Enhancing Growth and Salinity Stress Tolerance in Arabidopsis with Low-Dose Gamma Radiation Priming through a Hormesis Approach

Abstract

Hormesis describes a biphasic response where low-dose exposure triggers positive physiological effects, while higher doses become detrimental. Priming, based on the concept of hormesis, suggests that low doses of a stressor induce beneficial adaptive responses, improving resilience to subsequent, more intense stressors in plants. Ionizing radiation is an interesting method for inducing priming (radio-priming) due to its potential to trigger molecular, biochemical, and physiological responses. Yet, the effects of varying radiation doses, applied at different developmental stages or to distinct plant materials, remain poorly understood, as do the long-term impacts on plant performance. This study evaluated the short- and long-term effects of gamma radiation on Arabidopsis thaliana growth and salinity stress response. Various plant materials were irradiated with increasing gamma doses (5–200 Gray, Gy), and subsequently exposed to salinity stress.

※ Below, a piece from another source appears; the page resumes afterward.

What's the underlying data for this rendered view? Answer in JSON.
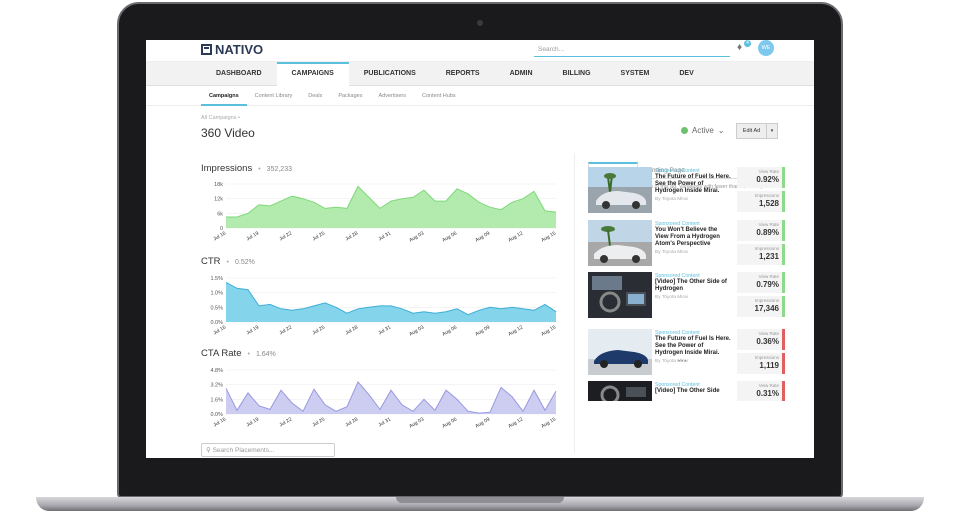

Changes in growth, biochemical parameters, gene regulation, and fitness were compared in the different treatments. Low-dose gamma radiation (5–10 Gy) enhanced growth in non-saline and mild salinity conditions, increasing rosette area by 40% in soaked seeds. The 5 Gy treatment also enhanced root growth under severe salinity stress. Conversely, doses exceeding 40 Gy were generally detrimental. Radio-primed plants under salinity stress showed rapid upregulation of LOX2, GLYI7, NHX2, and SOS1. Fitness analysis revealed that the 5 Gy-treated plants produced more seeds per silique under saline conditions. These results confirm that low-dose gamma radiation enhances salinity tolerance in A. thaliana, aligning with the hormesis hypothesis by promoting growth and activating stress-response genes without compromising plant fitness.